“Tonight the audience will be asked to choose what they would like to hear played from the range of possible options in the orchestra’s capacious music library.” (Proms Prospectus)
Budapest Festival Orchestra
Reviewed by: Nick Breckenfield
Reviewed: 2 September, 2011
Venue: Royal Albert Hall, London
Rarely, if ever, has there been a Prom without a programme in advance; very rare in British concert life is that the case but, on occasion, in Budapest, it has become a regular feature of the Budapest Festival Orchestra and Iván Fischer’s seasons, whether in their ‘surprise’ concerts (the works only announced at the event) and at ‘audience choice’ presentations. It was the latter that Fischer and his BFO brought to the Royal Albert Hall for a late-night appearance and their second Prom of the evening. There had been no clue in the Proms Prospectus or on the website about how the audience would choose the music … so as we entered the Hall we were each given a handsomely printed raffle ticket (mine was numbered 1843) and asked to appraise the 285 listed pieces printed in the programme and decide – if you were lucky in the ballot – what piece you would request.
Fischer explained further as he introduced the BFO’s tuba-player who walked into the audience with all the raffle stubs in the bell of his instrument. People were randomly asked to choose a number. Once the holders of each had been identified they were asked to shout out their choice of music, and the winner was adjudged by acclamation. Fischer, who arbitrated, swiped away those that fell at the first fence, and sometimes ask for a re-vote. In essence it was like the American presidential election; we had primaries where the choice was delimited, and a final vote to decide the winner. It just didn’t last 18 months. I’ve heard comment that it sounded chaotic and long-winded on the Radio 3 broadcast, but following the tuba around the hall, seeing where the winners were located and listening for their choices was great fun. When no-one owned-up to a raffle ticket Fischer threw a rabbit soft-toy into the Arena: whoever caught it could make a choice.

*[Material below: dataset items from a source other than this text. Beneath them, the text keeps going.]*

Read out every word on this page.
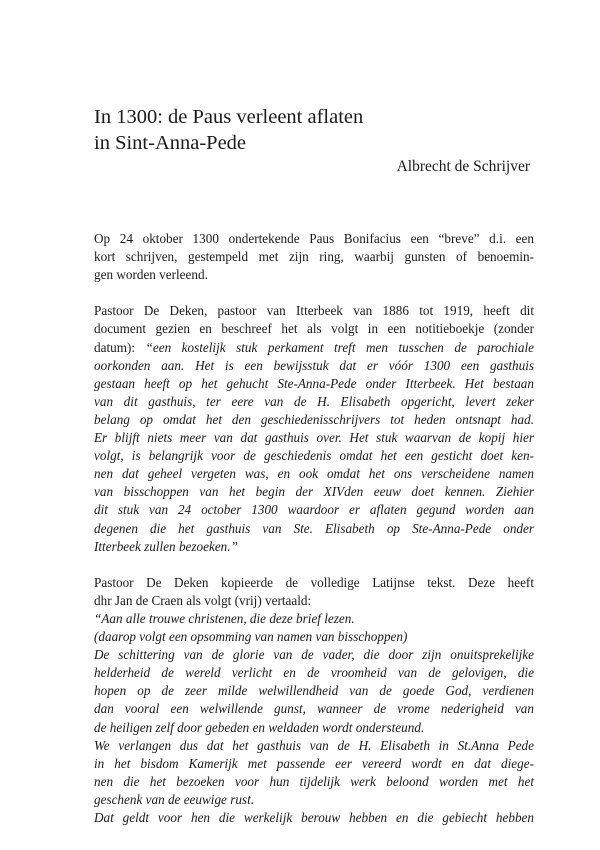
In 1300: de Paus verleent aflaten
in Sint-Anna-Pede
Albrecht de Schrijver

Op 24 oktober 1300 ondertekende Paus Bonifacius een “breve” d.i. een
kort schrijven, gestempeld met zijn ring, waarbij gunsten of benoemin-
gen worden verleend.

Pastoor De Deken, pastoor van Itterbeek van 1886 tot 1919, heeft dit
document gezien en beschreef het als volgt in een notitieboekje (zonder
datum): “een kostelijk stuk perkament treft men tusschen de parochiale
oorkonden aan. Het is een bewijsstuk dat er vóór 1300 een gasthuis
gestaan heeft op het gehucht Ste-Anna-Pede onder Itterbeek. Het bestaan
van dit gasthuis, ter eere van de H. Elisabeth opgericht, levert zeker
belang op omdat het den geschiedenisschrijvers tot heden ontsnapt had.
Er blijft niets meer van dat gasthuis over. Het stuk waarvan de kopij hier
volgt, is belangrijk voor de geschiedenis omdat het een gesticht doet ken-
nen dat geheel vergeten was, en ook omdat het ons verscheidene namen
van bisschoppen van het begin der XIVden eeuw doet kennen. Ziehier
dit stuk van 24 october 1300 waardoor er aflaten gegund worden aan
degenen die het gasthuis van Ste. Elisabeth op Ste-Anna-Pede onder
Itterbeek zullen bezoeken.”

Pastoor De Deken kopieerde de volledige Latijnse tekst. Deze heeft
dhr Jan de Craen als volgt (vrij) vertaald:
“Aan alle trouwe christenen, die deze brief lezen.
(daarop volgt een opsomming van namen van bisschoppen)
De schittering van de glorie van de vader, die door zijn onuitsprekelijke
helderheid de wereld verlicht en de vroomheid van de gelovigen, die
hopen op de zeer milde welwillendheid van de goede God, verdienen
dan vooral een welwillende gunst, wanneer de vrome nederigheid van
de heiligen zelf door gebeden en weldaden wordt ondersteund.
We verlangen dus dat het gasthuis van de H. Elisabeth in St.Anna Pede
in het bisdom Kamerijk met passende eer vereerd wordt en dat diege-
nen die het bezoeken voor hun tijdelijk werk beloond worden met het
geschenk van de eeuwige rust.
Dat geldt voor hen die werkelijk berouw hebben en die gebiecht hebben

The selection was extraordinary including thirty-eight symphonies, split into movements: from the first eight by Beethoven, three of Brahms’s, the first and third movements of Bruckner’s 7, the last three of Dvořák’s, several by Haydn, Mozart and Schubert, from Mahler were the inner movements of No.1 (heard earlier in the evening), the Adagietto from No.5 and all four of No.6 (no sight of a hammer though), Mendelssohn’s ‘Scottish’, Prokofiev’s ‘Classical’, Rachmaninov 2, Schumann’s ‘Rhenish’ and Tchaikovsky 4 and 5. Also sprach Zarathustra was there (but the organ was switched ‘off’) as was The Rite of Spring … four works by Leroy Anderson, nine excerpts from Bach, Bottesini’s Gran duo concertante, Grigoras, Dinicu’s Hora staccato, Elgar’s Serenade for Strings and Leó Weiner’s Serenade. None of these got chosen.

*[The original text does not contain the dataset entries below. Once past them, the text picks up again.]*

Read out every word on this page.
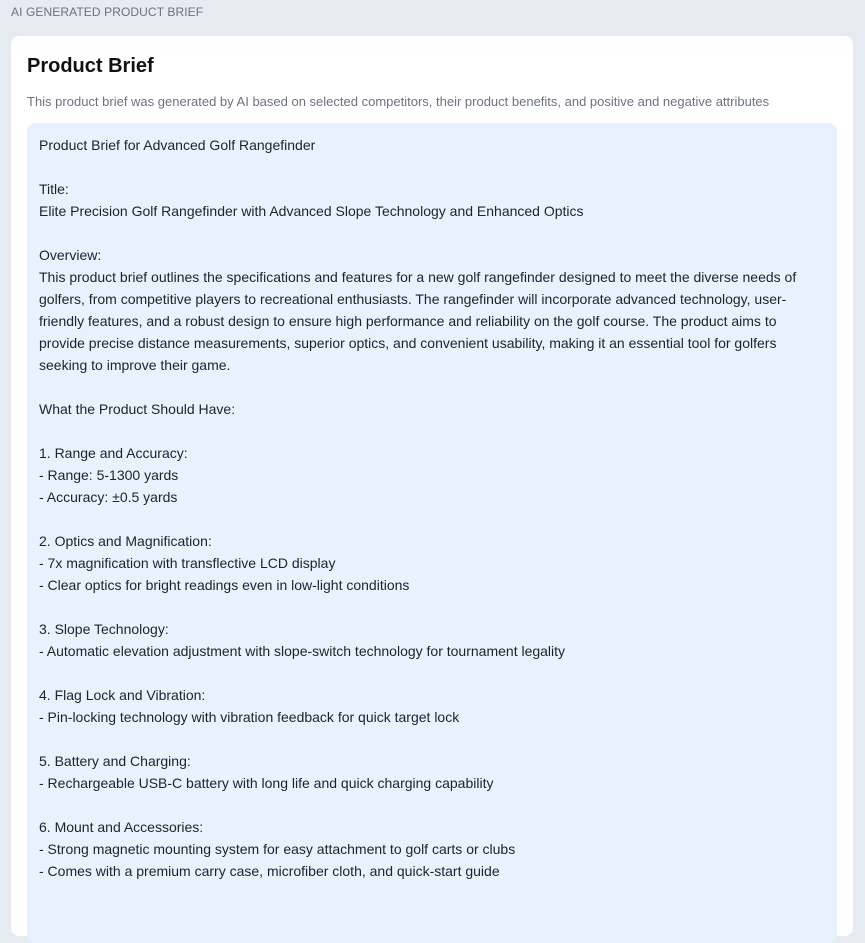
AI GENERATED PRODUCT BRIEF
Product Brief
This product brief was generated by AI based on selected competitors, their product benefits, and positive and negative attributes

Product Brief for Advanced Golf Rangefinder

Title:
Elite Precision Golf Rangefinder with Advanced Slope Technology and Enhanced Optics

Overview:
This product brief outlines the specifications and features for a new golf rangefinder designed to meet the diverse needs of golfers, from competitive players to recreational enthusiasts. The rangefinder will incorporate advanced technology, user-friendly features, and a robust design to ensure high performance and reliability on the golf course. The product aims to provide precise distance measurements, superior optics, and convenient usability, making it an essential tool for golfers seeking to improve their game.

What the Product Should Have:

1. Range and Accuracy:
- Range: 5-1300 yards
- Accuracy: ±0.5 yards

2. Optics and Magnification:
- 7x magnification with transflective LCD display
- Clear optics for bright readings even in low-light conditions

3. Slope Technology:
- Automatic elevation adjustment with slope-switch technology for tournament legality

4. Flag Lock and Vibration:
- Pin-locking technology with vibration feedback for quick target lock

5. Battery and Charging:
- Rechargeable USB-C battery with long life and quick charging capability

6. Mount and Accessories:
- Strong magnetic mounting system for easy attachment to golf carts or clubs
- Comes with a premium carry case, microfiber cloth, and quick-start guide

The first choice was between Brahms’s Hungarian Dance No.1 and Wagner’s Meistersinger Prelude and, the winner, Kodály’s Dances of Galánta (more idiomatically performed than by Jurowski and the LPO earlier this season). The second choice involved the first movement of Brahms’s Fourth Symphony – dismissed immediately! – and a draw between Bartók’s Romanian Folk Dances (“these are too easy for us”, Fischer said) and Josef Strauss’s Music of the Spheres waltz. We got both. The third was between Mahler’s Adagietto, Ravel’s Boléro (“it’s long, so we would only play a bit” – but the same length as Galánta) and, the winner, the Overture to Glinka’s Ruslan and Ludmilla. The final choice saw a four-way split (the rabbit thrown into the arena unnecessary) between Leroy Anderson’s Plink, Plank, Plonk, Berlioz’s Hungarian March, and a final showdown between Wagner’s Ride of the Valkyries and Stravinsky’s Tango. Miraculously, Stravinsky won; but, once that had been played, Fischer suggested that the final work would be the Berlioz.

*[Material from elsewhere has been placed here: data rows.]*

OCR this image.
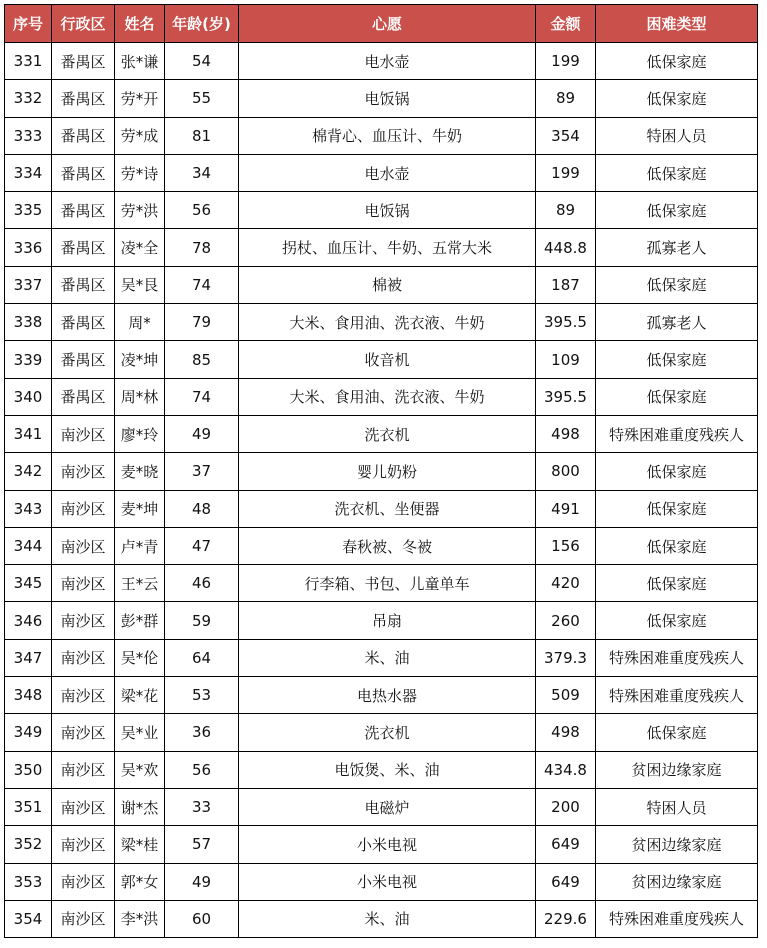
序号	行政区	姓名	年龄(岁)	心愿	金额	困难类型
331	番禺区	张*谦	54	电水壶	199	低保家庭
332	番禺区	劳*开	55	电饭锅	89	低保家庭
333	番禺区	劳*成	81	棉背心、血压计、牛奶	354	特困人员
334	番禺区	劳*诗	34	电水壶	199	低保家庭
335	番禺区	劳*洪	56	电饭锅	89	低保家庭
336	番禺区	凌*全	78	拐杖、血压计、牛奶、五常大米	448.8	孤寡老人
337	番禺区	吴*艮	74	棉被	187	低保家庭
338	番禺区	周*	79	大米、食用油、洗衣液、牛奶	395.5	孤寡老人
339	番禺区	凌*坤	85	收音机	109	低保家庭
340	番禺区	周*林	74	大米、食用油、洗衣液、牛奶	395.5	低保家庭
341	南沙区	廖*玲	49	洗衣机	498	特殊困难重度残疾人
342	南沙区	麦*晓	37	婴儿奶粉	800	低保家庭
343	南沙区	麦*坤	48	洗衣机、坐便器	491	低保家庭
344	南沙区	卢*青	47	春秋被、冬被	156	低保家庭
345	南沙区	王*云	46	行李箱、书包、儿童单车	420	低保家庭
346	南沙区	彭*群	59	吊扇	260	低保家庭
347	南沙区	吴*伦	64	米、油	379.3	特殊困难重度残疾人
348	南沙区	梁*花	53	电热水器	509	特殊困难重度残疾人
349	南沙区	吴*业	36	洗衣机	498	低保家庭
350	南沙区	吴*欢	56	电饭煲、米、油	434.8	贫困边缘家庭
351	南沙区	谢*杰	33	电磁炉	200	特困人员
352	南沙区	梁*桂	57	小米电视	649	贫困边缘家庭
353	南沙区	郭*女	49	小米电视	649	贫困边缘家庭
354	南沙区	李*洪	60	米、油	229.6	特殊困难重度残疾人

After our choices and while the hard-working librarian (regrettably not name-checked in the programme) was retrieving the music, we had musical interludes. There was some Transylvanian folk-music, Bartók violin Duos, some Telemann, body-popping percussionists, a brass chorale and a didgeridoo. Fischer likened the effect to a rehearsed reading of a play, and that things could go wrong. But this is the Budapest Festival Orchestra (now playing in mufti) and the pieces by Kodály and Bartók were home runs. The performances were hugely enjoyable, making up in their sweep for any lack of finesse. This concert immediately seemed to gain classic status and embodied Henry Wood’s vision for the Proms.